Thank you again for writing such a thorough and easy-for-a-simpleton-like-me reply!!! I have no edumacation in this stuff, so it's often difficult for me, as I am missing knowledge of the basics.
I think you would make a good teacher, if you were ever so inclined...
But for now one is probably as good as another if you are creating packages for hobby use, etc.
I am attempting a commercial venture. What is the biggest shortcoming of Inno in this regard?
It has been a little bit of a struggle adapting to Vista (still on-going?), but I have managed, mostly by myself (the .sys question has been the most perplexing issue to date, and as you see I guessed how to fix that myself), so it doesn't seem insurmountable?
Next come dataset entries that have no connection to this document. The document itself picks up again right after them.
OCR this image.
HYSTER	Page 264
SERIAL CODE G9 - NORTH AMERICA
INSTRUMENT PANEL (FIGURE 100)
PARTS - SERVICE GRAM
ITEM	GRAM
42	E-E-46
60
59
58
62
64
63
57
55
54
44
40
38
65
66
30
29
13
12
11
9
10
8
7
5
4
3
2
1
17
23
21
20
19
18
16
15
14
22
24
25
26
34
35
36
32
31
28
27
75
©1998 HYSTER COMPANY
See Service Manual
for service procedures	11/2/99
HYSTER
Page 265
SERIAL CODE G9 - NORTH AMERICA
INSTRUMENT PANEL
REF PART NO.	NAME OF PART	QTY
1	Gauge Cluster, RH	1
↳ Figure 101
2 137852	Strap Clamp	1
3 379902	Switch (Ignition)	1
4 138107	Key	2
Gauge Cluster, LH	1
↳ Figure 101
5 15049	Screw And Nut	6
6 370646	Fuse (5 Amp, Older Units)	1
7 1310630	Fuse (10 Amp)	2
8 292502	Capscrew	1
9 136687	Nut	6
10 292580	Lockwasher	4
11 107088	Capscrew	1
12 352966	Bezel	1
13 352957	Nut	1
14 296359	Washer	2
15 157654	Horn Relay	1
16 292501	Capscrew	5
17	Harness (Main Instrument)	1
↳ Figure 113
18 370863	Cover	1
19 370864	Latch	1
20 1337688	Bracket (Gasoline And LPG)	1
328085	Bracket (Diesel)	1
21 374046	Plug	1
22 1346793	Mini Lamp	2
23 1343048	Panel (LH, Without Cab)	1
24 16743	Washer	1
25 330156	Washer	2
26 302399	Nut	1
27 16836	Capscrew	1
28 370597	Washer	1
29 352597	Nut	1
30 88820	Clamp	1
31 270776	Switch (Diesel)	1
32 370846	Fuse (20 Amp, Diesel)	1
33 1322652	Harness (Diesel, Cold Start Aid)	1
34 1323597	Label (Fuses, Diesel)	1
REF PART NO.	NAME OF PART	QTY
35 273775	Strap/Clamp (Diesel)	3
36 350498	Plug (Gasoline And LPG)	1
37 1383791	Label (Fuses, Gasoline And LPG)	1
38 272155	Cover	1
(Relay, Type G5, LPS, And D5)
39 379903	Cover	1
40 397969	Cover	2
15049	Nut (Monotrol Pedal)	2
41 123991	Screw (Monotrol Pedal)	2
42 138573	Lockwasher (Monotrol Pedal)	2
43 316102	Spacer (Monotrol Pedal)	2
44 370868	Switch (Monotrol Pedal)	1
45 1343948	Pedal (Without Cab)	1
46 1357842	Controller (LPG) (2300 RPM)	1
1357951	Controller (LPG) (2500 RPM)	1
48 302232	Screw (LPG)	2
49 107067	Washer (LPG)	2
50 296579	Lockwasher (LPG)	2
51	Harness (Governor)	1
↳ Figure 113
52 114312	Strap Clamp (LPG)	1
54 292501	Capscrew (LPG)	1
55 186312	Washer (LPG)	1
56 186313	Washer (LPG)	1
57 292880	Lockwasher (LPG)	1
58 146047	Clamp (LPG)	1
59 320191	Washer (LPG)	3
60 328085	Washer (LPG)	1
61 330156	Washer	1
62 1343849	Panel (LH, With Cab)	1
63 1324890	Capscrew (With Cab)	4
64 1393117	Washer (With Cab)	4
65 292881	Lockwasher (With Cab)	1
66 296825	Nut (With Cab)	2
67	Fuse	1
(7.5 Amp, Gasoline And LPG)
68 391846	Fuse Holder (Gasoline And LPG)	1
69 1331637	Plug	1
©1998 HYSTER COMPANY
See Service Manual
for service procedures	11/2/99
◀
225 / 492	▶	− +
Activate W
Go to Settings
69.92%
What am I missing?
Windows Installer packages allow a lot of administrative actions that do not occur in a home or other Workgroup setting. This offers many advantages over legacy installer technologies, the question is whether you need or want these advantages.
As an ignoramous, I can't imagine what they might be... Inno gives me a pretty good bit of control... Can you give me an idea of one or two of the biggest advantages over Inno in terms of administrative actions I might need? Or where I might find a detailed account?
I hope these questions and answers might help others, too. THANK YOU.
If you look at my previous post there was a link to a Wikipedia article that describes some of the features Windows Installer setup offers over older forms. Part 2.3 and all of part 3 cover many of these. Part 6 of that article goes into some of the disadvantages.
The advantages become more important in corporate settings where application installation and updating is centrally managed.